On September 25th, Barack Obama said he and Chinese President Xi Jinping agreed that neither government would knowingly support cyber theft of corporate secrets to support domestic businesses.

The very next f'ing day, ladies and gentlemen.  But then, it was a flimsy "deal" anyway:

The agreement stopped short of restricting spying to obtain government secrets, including those held by private contractors.

Of course, it did.  But then it's not as if O would bother even attempting to hold Beijing to this "pact" anyway, any more than he is or will the Iranians on their nuclear weapons development.  For Obama, these "historic agreements" are all potemkin in nature, shiny outer facades concealing their gutted emptiness underneath until our gleeful enemies rip the facades to shreds in their unconcealed, trampling rampages across American influence and self-respect and through whatever minimal, theoretical restrictions these "agreements" placed upon them:

The "primary benefits of the intrusion seems clearly aligned to facilitate theft of intellectual property and trade secrets, rather than to conduct traditional, national-security-related intelligence collection," CrowdStrike said in a blog post to be published on Monday.
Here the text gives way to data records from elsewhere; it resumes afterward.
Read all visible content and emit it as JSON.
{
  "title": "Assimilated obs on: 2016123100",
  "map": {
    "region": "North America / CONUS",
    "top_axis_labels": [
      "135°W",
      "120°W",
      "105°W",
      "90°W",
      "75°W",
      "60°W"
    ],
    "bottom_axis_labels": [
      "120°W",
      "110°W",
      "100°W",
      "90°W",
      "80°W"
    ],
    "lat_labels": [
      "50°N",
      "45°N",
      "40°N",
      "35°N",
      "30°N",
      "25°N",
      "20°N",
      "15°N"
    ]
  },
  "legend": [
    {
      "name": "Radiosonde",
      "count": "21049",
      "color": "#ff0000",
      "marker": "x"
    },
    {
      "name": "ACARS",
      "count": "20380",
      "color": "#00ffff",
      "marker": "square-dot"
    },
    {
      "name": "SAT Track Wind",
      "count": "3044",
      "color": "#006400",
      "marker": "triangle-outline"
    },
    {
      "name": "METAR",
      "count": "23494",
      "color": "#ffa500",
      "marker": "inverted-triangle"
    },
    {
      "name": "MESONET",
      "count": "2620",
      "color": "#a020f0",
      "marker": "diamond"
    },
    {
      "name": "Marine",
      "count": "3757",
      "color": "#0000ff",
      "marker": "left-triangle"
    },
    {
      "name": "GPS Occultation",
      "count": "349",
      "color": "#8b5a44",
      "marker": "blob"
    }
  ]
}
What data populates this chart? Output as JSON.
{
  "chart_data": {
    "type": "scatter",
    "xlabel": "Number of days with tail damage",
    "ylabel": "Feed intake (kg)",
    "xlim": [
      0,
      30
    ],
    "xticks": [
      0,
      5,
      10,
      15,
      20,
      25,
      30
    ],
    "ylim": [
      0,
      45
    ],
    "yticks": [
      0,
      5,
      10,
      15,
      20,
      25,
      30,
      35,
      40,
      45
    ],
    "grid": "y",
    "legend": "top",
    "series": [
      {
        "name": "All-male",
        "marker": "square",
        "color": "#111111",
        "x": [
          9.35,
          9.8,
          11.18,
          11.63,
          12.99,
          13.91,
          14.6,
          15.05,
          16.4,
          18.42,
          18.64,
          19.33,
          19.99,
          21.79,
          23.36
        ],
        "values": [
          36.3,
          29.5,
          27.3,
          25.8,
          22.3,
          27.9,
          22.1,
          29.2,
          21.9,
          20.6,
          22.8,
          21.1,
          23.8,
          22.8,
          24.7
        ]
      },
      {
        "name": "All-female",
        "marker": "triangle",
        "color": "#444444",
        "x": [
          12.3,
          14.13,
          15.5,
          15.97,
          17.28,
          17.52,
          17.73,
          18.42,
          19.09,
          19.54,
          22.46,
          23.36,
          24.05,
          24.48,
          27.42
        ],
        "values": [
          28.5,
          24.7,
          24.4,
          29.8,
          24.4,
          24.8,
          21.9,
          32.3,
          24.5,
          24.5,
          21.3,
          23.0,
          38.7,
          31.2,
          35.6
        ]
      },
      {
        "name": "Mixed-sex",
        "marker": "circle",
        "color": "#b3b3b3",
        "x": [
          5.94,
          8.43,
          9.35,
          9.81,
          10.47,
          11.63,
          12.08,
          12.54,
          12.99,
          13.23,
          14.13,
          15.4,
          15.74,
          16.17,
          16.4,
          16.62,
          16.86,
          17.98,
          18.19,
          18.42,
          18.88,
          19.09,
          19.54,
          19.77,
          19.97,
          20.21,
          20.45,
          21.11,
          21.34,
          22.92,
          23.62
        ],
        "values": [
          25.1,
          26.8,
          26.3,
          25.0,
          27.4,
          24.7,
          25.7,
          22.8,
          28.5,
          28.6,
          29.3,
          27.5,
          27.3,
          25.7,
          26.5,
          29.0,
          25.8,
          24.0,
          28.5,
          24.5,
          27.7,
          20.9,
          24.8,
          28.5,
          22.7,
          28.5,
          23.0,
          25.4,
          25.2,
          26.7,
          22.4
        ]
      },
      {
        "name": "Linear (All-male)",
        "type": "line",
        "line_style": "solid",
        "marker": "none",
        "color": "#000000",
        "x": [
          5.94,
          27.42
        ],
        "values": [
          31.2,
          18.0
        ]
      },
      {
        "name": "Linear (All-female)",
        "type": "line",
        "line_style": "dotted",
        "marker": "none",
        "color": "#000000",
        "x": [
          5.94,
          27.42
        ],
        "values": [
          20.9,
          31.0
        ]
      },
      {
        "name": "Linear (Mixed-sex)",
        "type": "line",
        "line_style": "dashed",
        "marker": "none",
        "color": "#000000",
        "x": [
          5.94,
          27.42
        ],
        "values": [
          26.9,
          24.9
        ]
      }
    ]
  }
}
The White House said they were aware of these blatant violations of Obama's "agreement" with the ChiComms but declined any further comment on them because the whole debacle is, frankly, unspinnable.

But they did offer up this unreasuring reassurance:

"As we move forward, we will monitor China's cyber activities closely and press China to abide by all of its commitments," said the official who did not want to be identified by name.

Yeah, THAT will have Beijing quaking in its collectivist boots.

Exit question: Can you blame that official for not wanting to be publicly identified?